[논문 리뷰] SIREN

16 Jun 2022 in AI on Representations

논문 리뷰
Implicit Neural Representations with Periodic Activation Functions (SIREN)

Vincent Sitzmann, 2020

=================================================================

이번에는 Implicit Neural Representations (INR)에 관한 논문을 리뷰하고자 합니다. 그리고 공개된 코드를 기반으로 실험을 진행하고 내용을 정리하고자 합니다.

(이 논문은 너무 길고 수식이 많아 이해하는 데 어려움도 많고 잘 정리할 자신이 없어 최대한 간략히 작성하고 여러 자료를 읽으며 INR에 대해 이해한 바대로 정리하겠습니다.)

Implicit Neural Representations (INR)

본 논문에서는 Implicit Neural Representation (INR)을 학습하는 데 있어, Activation 을 Periodic 한 성질을 가지는 함수(ex. sin 함수)를 사용하는 것이 더 성능이 좋다는 것을 주장합니다. 그럼 INR이 어떤 내용인지를 먼저 알아볼 필요가 있습니다.

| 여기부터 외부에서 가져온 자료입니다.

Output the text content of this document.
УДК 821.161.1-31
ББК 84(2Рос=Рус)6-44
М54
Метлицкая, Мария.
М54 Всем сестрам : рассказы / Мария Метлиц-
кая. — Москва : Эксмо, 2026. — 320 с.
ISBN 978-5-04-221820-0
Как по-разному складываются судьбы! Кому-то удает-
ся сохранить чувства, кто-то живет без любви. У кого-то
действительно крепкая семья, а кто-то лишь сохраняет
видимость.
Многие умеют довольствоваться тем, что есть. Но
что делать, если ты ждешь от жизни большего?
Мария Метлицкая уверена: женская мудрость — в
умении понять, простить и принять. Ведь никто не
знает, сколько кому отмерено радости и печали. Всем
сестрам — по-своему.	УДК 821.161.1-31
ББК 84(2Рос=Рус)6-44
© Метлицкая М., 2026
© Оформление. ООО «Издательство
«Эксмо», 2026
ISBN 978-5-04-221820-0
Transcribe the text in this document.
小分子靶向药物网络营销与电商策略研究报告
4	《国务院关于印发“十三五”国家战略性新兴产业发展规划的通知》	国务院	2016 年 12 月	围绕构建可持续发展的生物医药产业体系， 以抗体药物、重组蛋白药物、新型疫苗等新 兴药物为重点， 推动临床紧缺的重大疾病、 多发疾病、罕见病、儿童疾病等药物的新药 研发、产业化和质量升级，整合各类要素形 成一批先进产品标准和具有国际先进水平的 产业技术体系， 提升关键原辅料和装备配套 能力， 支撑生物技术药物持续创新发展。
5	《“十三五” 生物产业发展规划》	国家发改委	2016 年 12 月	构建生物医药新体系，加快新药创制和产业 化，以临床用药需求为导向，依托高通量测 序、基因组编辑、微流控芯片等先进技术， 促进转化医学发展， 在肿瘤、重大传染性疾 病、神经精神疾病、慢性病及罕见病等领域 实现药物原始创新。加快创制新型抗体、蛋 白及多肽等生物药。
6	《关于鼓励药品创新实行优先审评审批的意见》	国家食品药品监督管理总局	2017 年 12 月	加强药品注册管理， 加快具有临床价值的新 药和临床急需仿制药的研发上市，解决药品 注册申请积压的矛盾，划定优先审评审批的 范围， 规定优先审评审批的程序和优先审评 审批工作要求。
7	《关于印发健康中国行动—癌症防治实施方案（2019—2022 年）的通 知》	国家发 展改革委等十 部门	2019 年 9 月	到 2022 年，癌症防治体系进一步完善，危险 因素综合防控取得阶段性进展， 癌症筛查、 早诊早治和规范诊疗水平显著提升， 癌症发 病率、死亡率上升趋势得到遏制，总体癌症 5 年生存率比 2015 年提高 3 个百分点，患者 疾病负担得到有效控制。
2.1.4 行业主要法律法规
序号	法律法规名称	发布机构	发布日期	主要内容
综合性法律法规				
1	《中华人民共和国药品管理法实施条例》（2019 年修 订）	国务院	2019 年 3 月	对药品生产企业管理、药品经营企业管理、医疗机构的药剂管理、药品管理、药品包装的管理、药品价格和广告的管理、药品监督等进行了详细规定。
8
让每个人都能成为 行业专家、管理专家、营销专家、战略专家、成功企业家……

INR 은 데이터를 Nueral Network 를 통해 Continuous 한 좌표 값으로 매핑시켜 하나의 함수로 작동하도록 표현합니다. 이러한 특설을 활용해 다양한 분야에서 사용되는 것으로 파악됩니다. 먼저, 최근 각광 받고 있는 분야로 이미지 혹은 3D 데이터에서 새로운 각도의 데이터를 생성하는 NeRF가 있습니다. 이미지를 더 높은 품질로 향상시키는 Super resolution 분야에서도 많이 사용되고 있습니다. 그리고 데이터를 압축 전송하는 방법으로도 사용되고 있습니다. INR 모델로는 MLP 가 사용되는 데, 그 모델을 Quantization, pruning 을 거쳐 모델의 크기를 줄이면 데이터를 송신하는 단에서는 MLP 모델만 전송하고 수신하는 기기에서 받은 MLP 모델을 통해 좌표 값을 넣어 Feed Forward 연산을 수행하면 기존의 데이터를 복원할 수 있습니다.

본 논문에서 공개한 코드를 기반으로 INR 이 어떻게 학습되고 작동하는 지 간략히 정리하자면 아래와 같습니다. 데이터는 100x100 크기의 흑백 이미지라고 가정하고 설명하겠습니다.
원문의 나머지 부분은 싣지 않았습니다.